Both 1611 West Division and Culdesac may be able to succeed in spite of the risk posed by COVID-19 (and the blistering desert heat). It could be that the well-to-do renters of these properties will be happy to pay to Uber to their offices whenever they need to. But many analysts expect the transit ridership dip to last. Utah’s transit authority is now expecting a long-term 15% ridership decline. So for low or no-parking developments to really stick, developers might need to wait for progress from other parts of the real estate world. Both 1611 and Culdesac are (or will, in the case of Culdesac, which is expected to open later this year) be surrounded by retail and amenity spaces. 1611 is on the aforementioned Hipster Highway, with its many coffee shops, bookstores, and bars, and Culdesac is including a large amount of walkable, village-style event, restaurant, and retail spaces spread over its site. But that doesn’t answer the employment question. Many of 1611’s renters probably have to commute to downtown Chicago, and Culdesac’s renters will probably be employed by a variety of companies distributed over the far-flung reaches of the Phoenix area.

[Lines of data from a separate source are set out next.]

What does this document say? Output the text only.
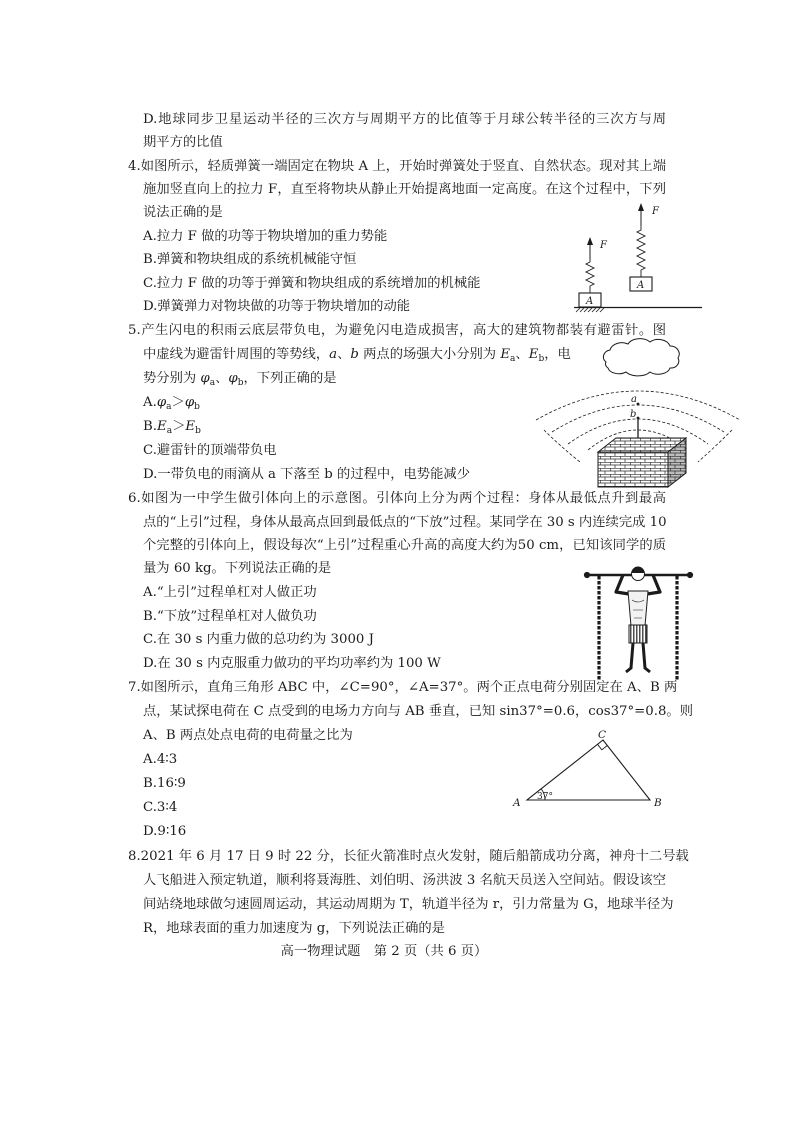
A
F
A
F
a
b
37°
A	B
C
D.地球同步卫星运动半径的三次方与周期平方的比值等于月球公转半径的三次方与周
期平方的比值
4.如图所示，轻质弹簧一端固定在物块 A 上，开始时弹簧处于竖直、自然状态。现对其上端
施加竖直向上的拉力 F，直至将物块从静止开始提离地面一定高度。在这个过程中，下列
说法正确的是
A.拉力 F 做的功等于物块增加的重力势能
B.弹簧和物块组成的系统机械能守恒
C.拉力 F 做的功等于弹簧和物块组成的系统增加的机械能
D.弹簧弹力对物块做的功等于物块增加的动能
5.产生闪电的积雨云底层带负电，为避免闪电造成损害，高大的建筑物都装有避雷针。图
中虚线为避雷针周围的等势线，a、b 两点的场强大小分别为 $E_a$、$E_b$，电
势分别为 $\varphi_a$、$\varphi_b$，下列正确的是
$A.\varphi_a>\varphi_b$
$B.E_a>E_b$
C.避雷针的顶端带负电
D.一带负电的雨滴从 a 下落至 b 的过程中，电势能减少
6.如图为一中学生做引体向上的示意图。引体向上分为两个过程：身体从最低点升到最高
点的“上引”过程，身体从最高点回到最低点的“下放”过程。某同学在 30 s 内连续完成 10
个完整的引体向上，假设每次“上引”过程重心升高的高度大约为50 cm，已知该同学的质
量为 60 kg。下列说法正确的是
A.“上引”过程单杠对人做正功
B.“下放”过程单杠对人做负功
C.在 30 s 内重力做的总功约为 3000 J
D.在 30 s 内克服重力做功的平均功率约为 100 W
7.如图所示，直角三角形 ABC 中，∠C=90°，∠A=37°。两个正点电荷分别固定在 A、B 两
点，某试探电荷在 C 点受到的电场力方向与 AB 垂直，已知 sin37°=0.6，cos37°=0.8。则
A、B 两点处点电荷的电荷量之比为
A.4∶3
B.16∶9
C.3∶4
D.9∶16
8.2021 年 6 月 17 日 9 时 22 分，长征火箭准时点火发射，随后船箭成功分离，神舟十二号载
人飞船进入预定轨道，顺利将聂海胜、刘伯明、汤洪波 3 名航天员送入空间站。假设该空
间站绕地球做匀速圆周运动，其运动周期为 T，轨道半径为 r，引力常量为 G，地球半径为
R，地球表面的重力加速度为 g，下列说法正确的是
高一物理试题　第 2 页（共 6 页）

That’s where remote work comes in. If more employers embrace full-time remote work arrangements, as they certainly will post-coronavirus, these types of properties could find an ideal market amongst renters who don’t even need to commute to work in the first place. With very attractive retail and activity opportunities within walking distance, these renters would never really need to board a train or a bus to get to their destinations. There are already some cities out there incentivizing new remote workers to move to their areas, such as Tulsa, Oklahoma or Muscle Shoals, Alabama. For instance, the Tulsa Remote program includes a $10,000 grant to remote employees who relocate to the city, as well as co-working space access and various other support programs. Perhaps cities that prove to become long-lasting remote magnets could become focal points for no-parking TOD development alongside the usual suspect big city markets.
In turn, by niching into a particular type of remote-employed renter, the TOD properties of the future could gain an opportunity to better amenitize and equip their spaces. Instead of offering a library, as many luxury developments do, these properties could offer video conferencing rooms. Instead of including pre-equipped IoT gadgets, these developments could come with big-screen conference TVs and high-quality audio equipment pre-installed in the office spaces.
TOD projects are inherently opportunistic, leveraging favorable local geographies and beneficial municipal-level incentive programs to build where it would otherwise not be viable. The risk of contracting a lethal illness is now part of our daily lives. Even after we get an effective vaccine, the memory of COVID-19 will linger on, affecting transit ridership and the use of shared spaces for the long term, just like the Utah Transit Authority has predicted. By getting ahead of these trends and building for the people that will truly be comfortable with no private transportation options, the TOD properties of the future could emerge stronger, more resilient and even more lucrative than their predecessors.